Minas Gerais: Mais açúcar, menos etanol: safra de cana em Minas favorece o adoçante

Minas Gerais deve colher 81,4 milhões de toneladas de cana-de-açúcar na safra 2025/26, segundo a Conab. O volume representa uma leve retração de 0,4% frente ao ciclo anterior, reflexo da estiagem prolongada e das altas temperaturas durante a rebrota das lavouras.

Mesmo com a queda no total produzido, a destinação da matéria-prima evidencia uma clara mudança de estratégia:

  • Açúcar: crescimento de 8,6%, chegando a cerca de 6 milhões de toneladas.
  • Etanol: queda de 12,1%, em um cenário de menor competitividade.

Açúcar em alta, etanol em baixa

A decisão das usinas de direcionar mais  cana para o açúcar está ligada ao bom momento do mercado internacional, onde o preço da commodity permanece valorizado, estimulando exportações e garantindo maior rentabilidade às indústrias.

Esse movimento ocorre mesmo diante do aumento da demanda interna por etanol, impulsionado pela entrada em vigor da nova mistura obrigatória E30 (30% de etanol anidro na gasolina comum).
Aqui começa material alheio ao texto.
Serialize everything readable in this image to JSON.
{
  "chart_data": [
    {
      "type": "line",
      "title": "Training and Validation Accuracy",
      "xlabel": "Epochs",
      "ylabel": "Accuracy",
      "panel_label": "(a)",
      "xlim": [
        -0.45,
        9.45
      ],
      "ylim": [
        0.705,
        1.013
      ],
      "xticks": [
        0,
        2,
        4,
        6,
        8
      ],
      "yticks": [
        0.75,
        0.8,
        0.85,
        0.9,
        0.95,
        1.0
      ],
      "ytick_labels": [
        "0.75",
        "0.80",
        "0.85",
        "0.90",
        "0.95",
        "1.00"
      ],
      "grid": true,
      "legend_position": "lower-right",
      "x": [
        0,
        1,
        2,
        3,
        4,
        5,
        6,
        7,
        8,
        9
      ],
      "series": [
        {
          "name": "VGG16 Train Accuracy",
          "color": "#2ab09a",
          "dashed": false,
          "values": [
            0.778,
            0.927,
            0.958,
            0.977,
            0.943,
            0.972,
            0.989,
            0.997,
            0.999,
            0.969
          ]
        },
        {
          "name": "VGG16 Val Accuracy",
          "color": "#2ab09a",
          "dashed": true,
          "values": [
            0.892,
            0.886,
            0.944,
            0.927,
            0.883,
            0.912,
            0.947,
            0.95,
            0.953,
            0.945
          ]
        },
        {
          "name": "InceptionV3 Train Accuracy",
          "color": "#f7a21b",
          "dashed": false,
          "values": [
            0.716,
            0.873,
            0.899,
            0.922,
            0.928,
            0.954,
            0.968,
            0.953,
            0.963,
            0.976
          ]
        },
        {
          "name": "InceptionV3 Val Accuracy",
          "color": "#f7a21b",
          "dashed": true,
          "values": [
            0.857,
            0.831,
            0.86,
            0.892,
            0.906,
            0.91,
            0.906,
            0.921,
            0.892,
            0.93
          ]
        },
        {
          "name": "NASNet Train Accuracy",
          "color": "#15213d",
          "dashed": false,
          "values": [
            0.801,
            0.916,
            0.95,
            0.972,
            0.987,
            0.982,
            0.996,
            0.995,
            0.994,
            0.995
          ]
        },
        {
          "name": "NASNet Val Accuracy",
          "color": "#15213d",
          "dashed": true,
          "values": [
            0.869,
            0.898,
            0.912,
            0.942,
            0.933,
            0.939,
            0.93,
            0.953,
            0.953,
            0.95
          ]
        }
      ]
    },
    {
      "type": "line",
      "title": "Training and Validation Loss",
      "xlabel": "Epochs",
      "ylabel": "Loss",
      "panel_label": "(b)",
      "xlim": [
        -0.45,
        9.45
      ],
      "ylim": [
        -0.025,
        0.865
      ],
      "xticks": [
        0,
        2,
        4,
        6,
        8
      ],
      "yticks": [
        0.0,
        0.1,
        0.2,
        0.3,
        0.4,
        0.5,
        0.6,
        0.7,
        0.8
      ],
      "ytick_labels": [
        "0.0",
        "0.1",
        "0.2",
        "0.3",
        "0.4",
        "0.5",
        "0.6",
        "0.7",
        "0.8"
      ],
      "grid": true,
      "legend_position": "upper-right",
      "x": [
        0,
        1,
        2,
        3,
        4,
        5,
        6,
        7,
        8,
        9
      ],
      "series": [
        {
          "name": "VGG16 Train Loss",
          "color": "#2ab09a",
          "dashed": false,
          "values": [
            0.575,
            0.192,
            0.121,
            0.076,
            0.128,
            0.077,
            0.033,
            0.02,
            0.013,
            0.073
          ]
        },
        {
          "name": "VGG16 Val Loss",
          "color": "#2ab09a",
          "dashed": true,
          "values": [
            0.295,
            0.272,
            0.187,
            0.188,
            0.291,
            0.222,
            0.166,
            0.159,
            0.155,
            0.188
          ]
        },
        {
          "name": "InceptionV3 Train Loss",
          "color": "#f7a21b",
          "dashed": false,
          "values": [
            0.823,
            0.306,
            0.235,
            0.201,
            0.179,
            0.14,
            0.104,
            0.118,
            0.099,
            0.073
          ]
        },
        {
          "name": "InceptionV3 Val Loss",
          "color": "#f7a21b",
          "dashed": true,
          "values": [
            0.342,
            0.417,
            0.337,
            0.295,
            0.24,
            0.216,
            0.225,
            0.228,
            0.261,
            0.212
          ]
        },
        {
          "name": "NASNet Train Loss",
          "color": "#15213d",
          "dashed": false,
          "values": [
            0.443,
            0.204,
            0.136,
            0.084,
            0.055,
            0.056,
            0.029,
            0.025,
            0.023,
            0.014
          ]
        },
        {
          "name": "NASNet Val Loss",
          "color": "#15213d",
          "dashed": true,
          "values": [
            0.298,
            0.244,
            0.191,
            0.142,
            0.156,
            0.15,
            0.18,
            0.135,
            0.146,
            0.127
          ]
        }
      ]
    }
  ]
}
Ou seja, apesar do maior consumo doméstico de biocombustível, o açúcar exportado está mais vantajoso financeiramente, e as usinas ajustaram sua estratégia para capturar essa oportunidade.

O protagonismo do Triângulo Mineiro

O Triângulo Mineiro e o Alto Paranaíba concentram mais de 80% da moagem estadual e seguem como o polo central da cana em Minas.

Entre as principais usinas em operação na região estão:

  • CMAA (Companhia Mineira de Açúcar e Álcool) – com unidades em Uberaba, Limeira do Oeste e Canápolis, investe R$ 3,5 bilhões até 2033, com meta de faturar R$ 4 bilhões em 2025.
  • Usina Uberaba S.A. – entre Uberaba e Nova Ponte, tem capacidade de moagem de 3,2 milhões de toneladas.
  • Usina Coruripe – presente em Iturama, Limeira do Oeste e Carneirinho, supera 15 milhões de toneladas de moagem por safra.
  • Usina Santa Vitória (Jales Machado) – em Santa Vitória, é referência em produção de etanol e energia elétrica a partir do bagaço da cana.
  • Araporã Bioenergia – localizada em Araporã, produz açúcar, etanol e energia, com foco em modernização industrial e eficiência.

Uberaba mantém posição de destaque nacional, com mais de 115 mil hectares de cana plantados, reforçando a liderança do Triângulo no setor.

Estratégia e perspectivas

Para especialistas, a decisão de produzir mais açúcar é uma escolha de mercado: no curto prazo, os preços internacionais da commodity garantem margens mais altas que o etanol. Porém, o aumento do consumo interno de biocombustível, puxado pela mistura obrigatória maior na gasolina, pode reposicionar a estratégia das usinas nos próximos ciclos.

Assim, Minas Gerais se mantém como um player duplo: abastecendo o mercado externo com açúcar e respondendo pela crescente demanda interna por energia renovável, com o etanol e a bioeletricidade gerada a partir da cana.